The International Travel & Health Insurance Journal (ITIJ) is a monthly, internationally distributed business-to-business magazine published by the Bristol-based Voyageur Group. The magazine serves the travel and health insurance, and international travel assistance industries. Its current editor is Michelle Royle.

ITIJ provides a mix of news and feature content, including interviews with, and Industry Voice opinion columns by leading experts in the insurance sector, and also publishes four supplements per year - two Air Ambulance Reviews, as well as two Assistance & Repatriation Reviews.

== History ==
The magazine was launched in November 1999 to complement Voyageur's annual International Travel & Health Insurance Conferences (ITIC).

== ITIC conferences ==
The International Travel & Health Insurance Conferences are a series of five annual conferences targeted at the travel and health insurance and international assistance industries.

The events typically comprise a series of talks and debates from and between industry experts, alongside a series of networking events. Additionally, the ITIC Global event hosts a trade exhibition alongside the regular conference.
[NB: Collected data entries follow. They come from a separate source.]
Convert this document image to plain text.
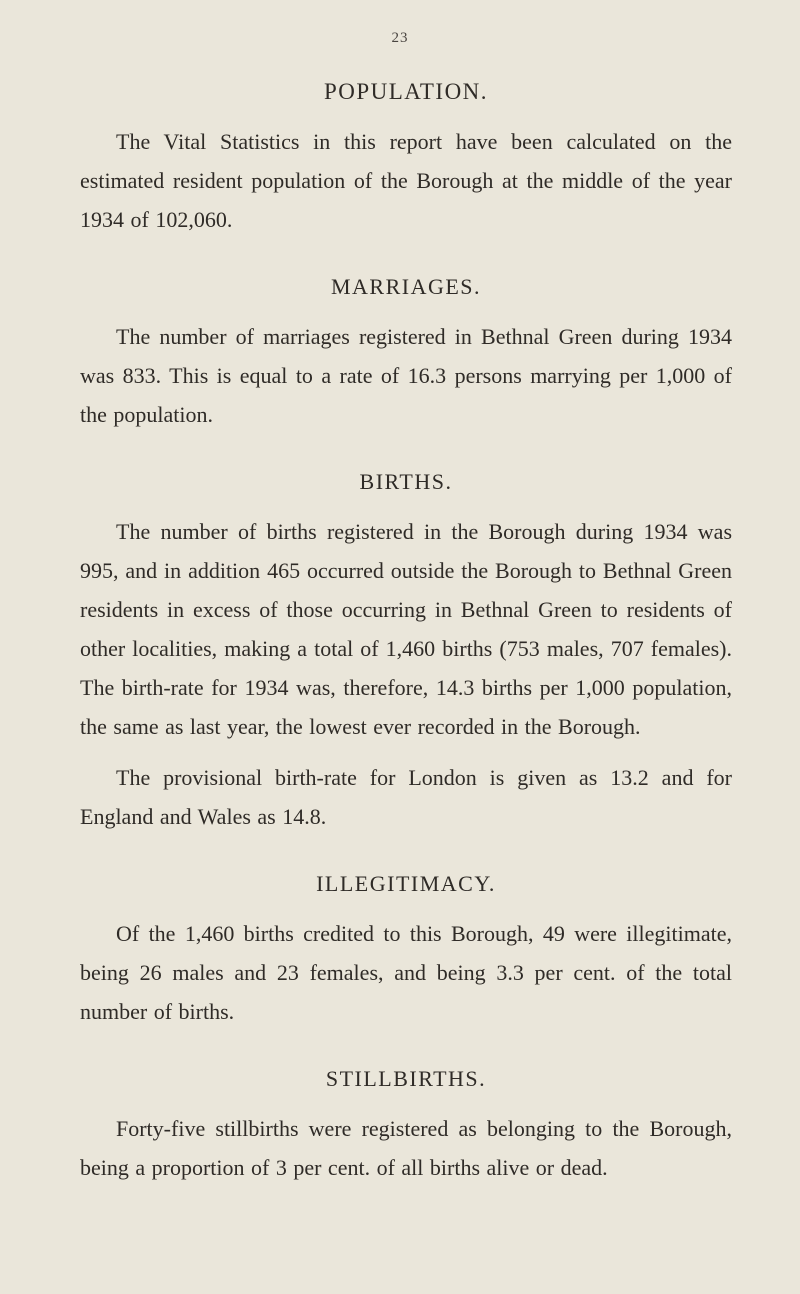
23
POPULATION.

The Vital Statistics in this report have been calculated on the estimated resident population of the Borough at the middle of the year 1934 of 102,060.

MARRIAGES.

The number of marriages registered in Bethnal Green during 1934 was 833. This is equal to a rate of 16.3 persons marrying per 1,000 of the population.

BIRTHS.

The number of births registered in the Borough during 1934 was 995, and in addition 465 occurred outside the Borough to Bethnal Green residents in excess of those occurring in Bethnal Green to residents of other localities, making a total of 1,460 births (753 males, 707 females). The birth-rate for 1934 was, therefore, 14.3 births per 1,000 population, the same as last year, the lowest ever recorded in the Borough.

The provisional birth-rate for London is given as 13.2 and for England and Wales as 14.8.

ILLEGITIMACY.

Of the 1,460 births credited to this Borough, 49 were illegitimate, being 26 males and 23 females, and being 3.3 per cent. of the total number of births.

STILLBIRTHS.

Forty-five stillbirths were registered as belonging to the Borough, being a proportion of 3 per cent. of all births alive or dead.
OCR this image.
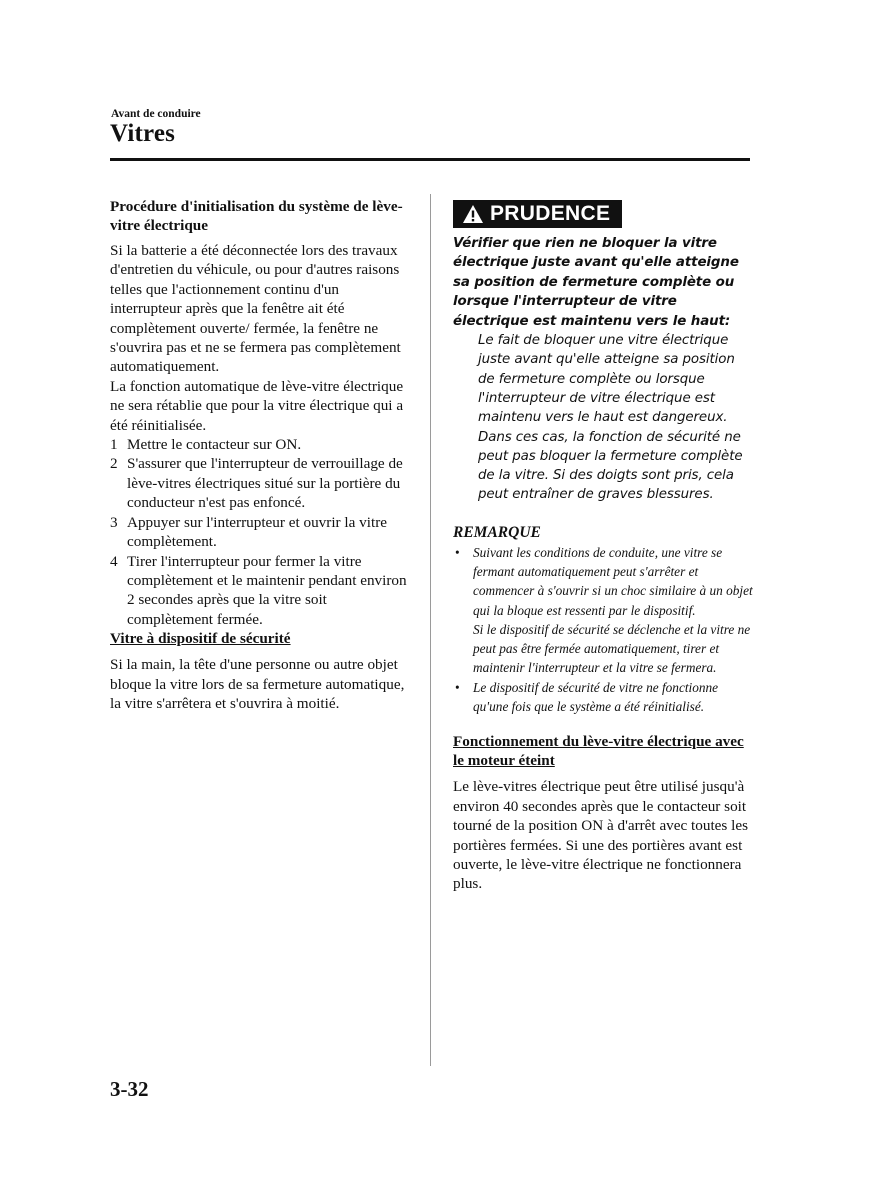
Avant de conduire
Vitres

Procédure d'initialisation du système de lève-vitre électrique

Si la batterie a été déconnectée lors des travaux d'entretien du véhicule, ou pour d'autres raisons telles que l'actionnement continu d'un interrupteur après que la fenêtre ait été complètement ouverte/ fermée, la fenêtre ne s'ouvrira pas et ne se fermera pas complètement automatiquement.

La fonction automatique de lève-vitre électrique ne sera rétablie que pour la vitre électrique qui a été réinitialisée.

1 Mettre le contacteur sur ON.
2 S'assurer que l'interrupteur de verrouillage de lève-vitres électriques situé sur la portière du conducteur n'est pas enfoncé.
3 Appuyer sur l'interrupteur et ouvrir la vitre complètement.
4 Tirer l'interrupteur pour fermer la vitre complètement et le maintenir pendant environ 2 secondes après que la vitre soit complètement fermée.

Vitre à dispositif de sécurité

Si la main, la tête d'une personne ou autre objet bloque la vitre lors de sa fermeture automatique, la vitre s'arrêtera et s'ouvrira à moitié.

PRUDENCE

Vérifier que rien ne bloquer la vitre électrique juste avant qu'elle atteigne sa position de fermeture complète ou lorsque l'interrupteur de vitre électrique est maintenu vers le haut:

Le fait de bloquer une vitre électrique juste avant qu'elle atteigne sa position de fermeture complète ou lorsque l'interrupteur de vitre électrique est maintenu vers le haut est dangereux.

Dans ces cas, la fonction de sécurité ne peut pas bloquer la fermeture complète de la vitre. Si des doigts sont pris, cela peut entraîner de graves blessures.

REMARQUE

• Suivant les conditions de conduite, une vitre se fermant automatiquement peut s'arrêter et commencer à s'ouvrir si un choc similaire à un objet qui la bloque est ressenti par le dispositif.
Si le dispositif de sécurité se déclenche et la vitre ne peut pas être fermée automatiquement, tirer et maintenir l'interrupteur et la vitre se fermera.
• Le dispositif de sécurité de vitre ne fonctionne qu'une fois que le système a été réinitialisé.

Fonctionnement du lève-vitre électrique avec le moteur éteint

Le lève-vitres électrique peut être utilisé jusqu'à environ 40 secondes après que le contacteur soit tourné de la position ON à d'arrêt avec toutes les portières fermées. Si une des portières avant est ouverte, le lève-vitre électrique ne fonctionnera plus.

3-32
The five regional events are: ITIC Global; ITIC Americas; ITIC APAC (Asia-Pacific); ITIC MEA (Middle East and Africa); and ITIC UK.

== ITIJ Awards ==
ITIJ also hosts the ITIJ Awards, a 'leading accolade for the global travel and health insurance industry' intended to reward 'companies that go above and beyond to serve their customers and clients and drive forward positive change in the industry'. The awards are presented at the end of the ITIC Global conference, and feature seven categories:

- International Travel & Health Insurer of the Year
- Assistance Company of the Year
- Air Ambulance Company of the Year
- Medical Provider of the Year
- Outstanding Industry Contribution of the Year
- Travel Insurance Product Innovation of the Year
- ITIJ Marketing Campaign of the Year.

== Sister magazine ==
ITIJ's sister publication is AirMed&Rescue, a magazine which serves the international emergency aviation sector - including search and rescue, aeromedical, aerial firefighting and police aviation.